Talk of cultivated meat putting farmers out of business has popped up in the media and spurred Florida to instate the nation’s first ban on the manufacture and sale of cultivated meat. “But all of that discourse—both the criticisms being levied against cultivated meat and the rebuttals by the industry itself—have been speculative,” said Zassenhaus. “There’s no research or data mapping out the impacts that this technology might have.”

The research team plans to fill that gap, starting with travel to Nebraska and Tennessee, which are home to large beef plants and smaller cow-calf operations. There, the researchers will conduct interviews with meatpacking workers and cow-calf producers, asking questions about current working conditions and perceptions of cultivated meat. Information gathered in the interviews will help to refine questions for larger, national surveys of beef producers’ and consumers’ perceptions of cultivated meat.

The goal is to determine what positive or negative impacts might occur to workers and their communities as cultivated meat enters the market. The research team hopes to learn what the concerns of those working in the livestock industry are.

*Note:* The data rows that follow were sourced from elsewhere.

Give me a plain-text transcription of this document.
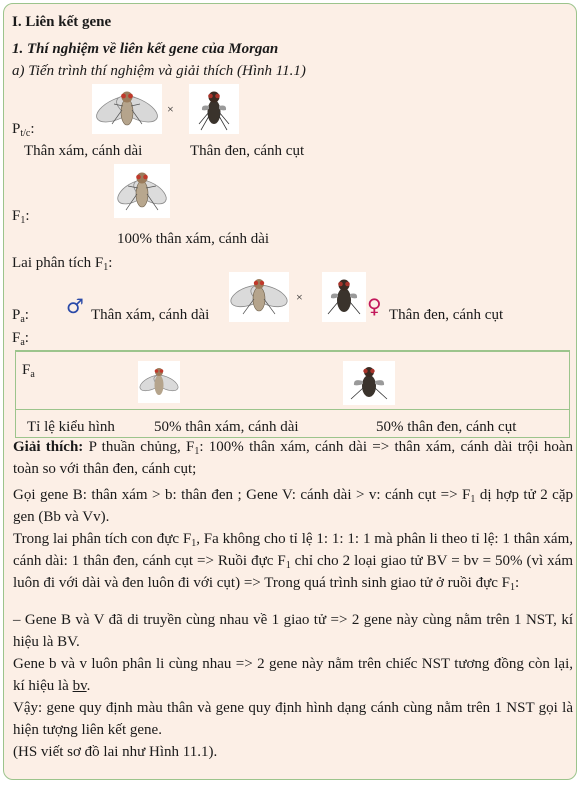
I. Liên kết gene
1. Thí nghiệm về liên kết gene của Morgan
a) Tiến trình thí nghiệm và giải thích (Hình 11.1)
$P_{t/c}$:
×
Thân xám, cánh dài	Thân đen, cánh cụt
$F_1$:
100% thân xám, cánh dài
Lai phân tích $F_1$:
$P_a$: ♂ Thân xám, cánh dài
×	♀ Thân đen, cánh cụt
$F_a$:
$F_a$
Tỉ lệ kiểu hình	50% thân xám, cánh dài	50% thân đen, cánh cụt
Giải thích: P thuần chủng, $F_1$: 100% thân xám, cánh dài => thân xám, cánh dài trội hoàn toàn so với thân đen, cánh cụt;
Gọi gene B: thân xám > b: thân đen ; Gene V: cánh dài > v: cánh cụt => $F_1$ dị hợp tử 2 cặp gen (Bb và Vv).
Trong lai phân tích con đực $F_1$, Fa không cho tỉ lệ 1: 1: 1: 1 mà phân li theo tỉ lệ: 1 thân xám, cánh dài: 1 thân đen, cánh cụt => Ruồi đực $F_1$ chỉ cho 2 loại giao tử BV = bv = 50% (vì xám luôn đi với dài và đen luôn đi với cụt) => Trong quá trình sinh giao tử ở ruồi đực $F_1$:
– Gene B và V đã di truyền cùng nhau về 1 giao tử => 2 gene này cùng nằm trên 1 NST, kí hiệu là BV.
Gene b và v luôn phân li cùng nhau => 2 gene này nằm trên chiếc NST tương đồng còn lại, kí hiệu là bv.
Vậy: gene quy định màu thân và gene quy định hình dạng cánh cùng nằm trên 1 NST gọi là hiện tượng liên kết gene.
(HS viết sơ đồ lai như Hình 11.1).
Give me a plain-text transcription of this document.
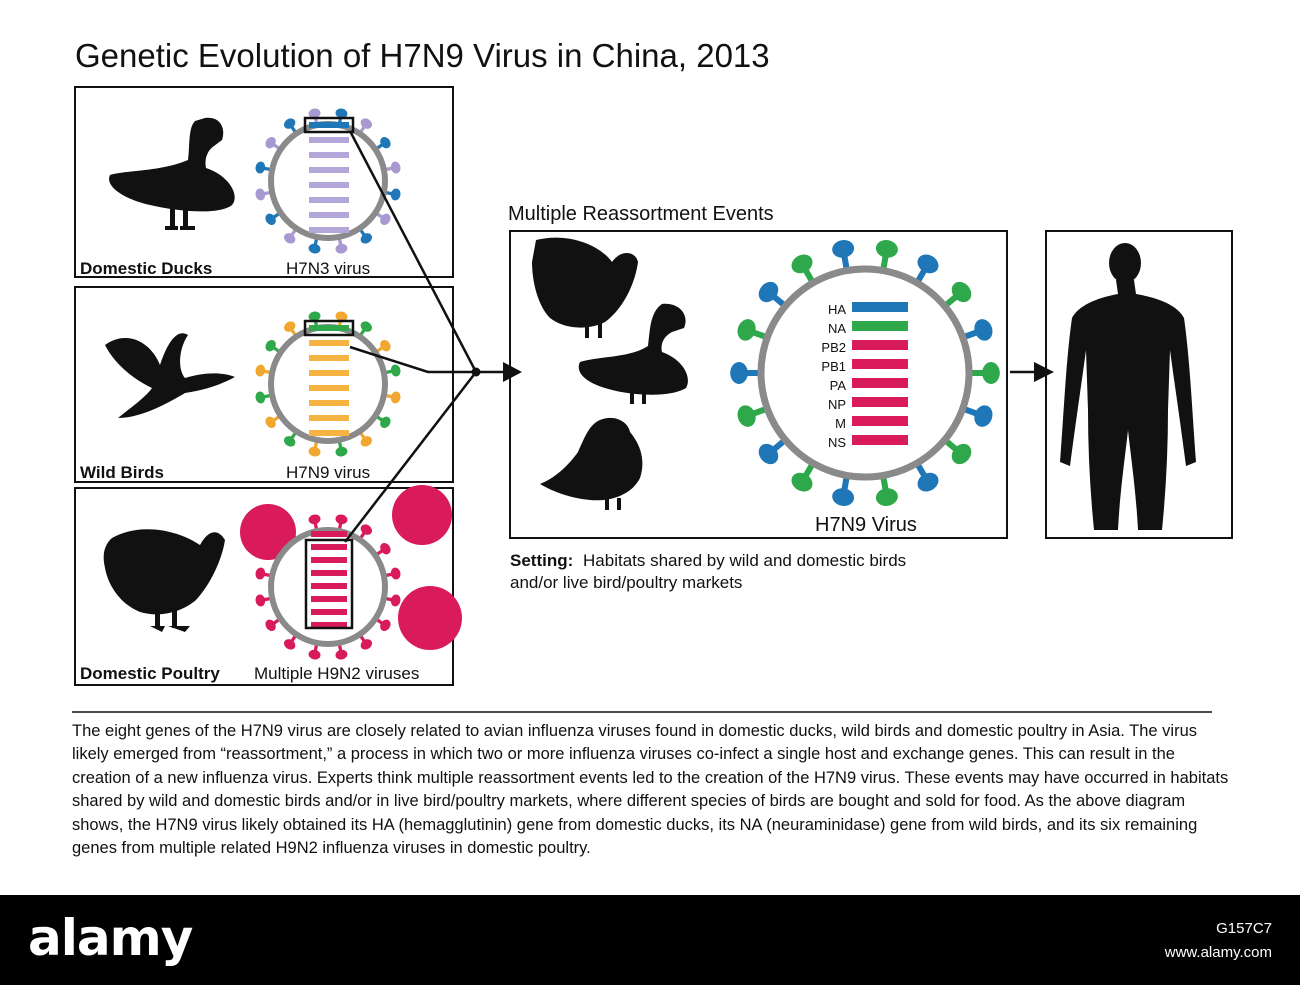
Genetic Evolution of H7N9 Virus in China, 2013
Domestic Ducks	H7N3 virus
Wild Birds	H7N9 virus
Domestic Poultry Multiple H9N2 viruses
Multiple Reassortment Events
HA
NA
PB2
PB1
PA
NP
M
NS
H7N9 Virus
Setting: Habitats shared by wild and domestic birds
and/or live bird/poultry markets
The eight genes of the H7N9 virus are closely related to avian influenza viruses found in domestic ducks, wild birds and domestic poultry in Asia. The virus likely emerged from “reassortment,” a process in which two or more influenza viruses co-infect a single host and exchange genes. This can result in the creation of a new influenza virus. Experts think multiple reassortment events led to the creation of the H7N9 virus. These events may have occurred in habitats shared by wild and domestic birds and/or in live bird/poultry markets, where different species of birds are bought and sold for food. As the above diagram shows, the H7N9 virus likely obtained its HA (hemagglutinin) gene from domestic ducks, its NA (neuraminidase) gene from wild birds, and its six remaining genes from multiple related H9N2 influenza viruses in domestic poultry.
alamy	G157C7
www.alamy.com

As one example, offered by Blanchette during the panel discussion: “Do meatpacking workers or small beef producers actually see cultivated meat as a threat to their livelihoods?”

Understanding those concerns could eventually help to minimize the impacts of a cultivated meat boom on marginalized farmworkers and smallholder farms, Blackstone and Blanchette said. Zassenhaus called this a “just transition” to cellular agriculture—one that, much like a just transition in the clean energy sector, would take the livelihoods of workers into account.

“We often don’t think of farmers as being marginalized, but livestock production, specifically running cow-calf operations, is a top livelihood strategy for Black producers, for Indigenous producers, and for Hispanic producers in this country—folks who have been in many cases actively discriminated against,” Blackstone said. “If we’re going to talk about a transition, we have to be bringing that up.”

“People who are classed as manual laborers in the animal production industries have viewpoints, they have expertise,” said Blanchette. “We really need to pay attention to the people who are oftentimes most marginalized but also most integral to these operations.”

Blackstone also sees the project as an opportunity to connect those working in conventional agriculture with those working in cellular agriculture. The two don’t often interact and may not be familiar with one another’s work. But both groups have a lot to learn from one another, she said.

The Social Life Cycle

Scientists often study the environmental impacts of new technologies via a Life Cycle Assessment, which attempts to summarize the effects of a product over its entire life, from collecting the raw materials for the product, to its manufacturing, to its eventual end-of-life.

This research team plans to apply the Life Cycle Assessment framework to their study, completing what they call a Social Life Cycle Assessment (S-LCA). The idea of a S-LCA is to evaluate how things like working conditions, the treatment of animals, business viability, or farmer livelihoods vary throughout the supply chain of a product.

While there are international standards that give structure to environmental Life Cycle Assessments, S-LCA is a much newer method than a typical environmental LCA, Blackstone said. That means researchers are still figuring out how to do it, but Blackstone hopes that the S-LCA methodology that she and the team develop will be helpful to other researchers assessing the potential social impacts of other new food technologies.

“Where might there be benefits and where might there be costs, and how do we create potential solutions in advance of that?” Blackstone asked.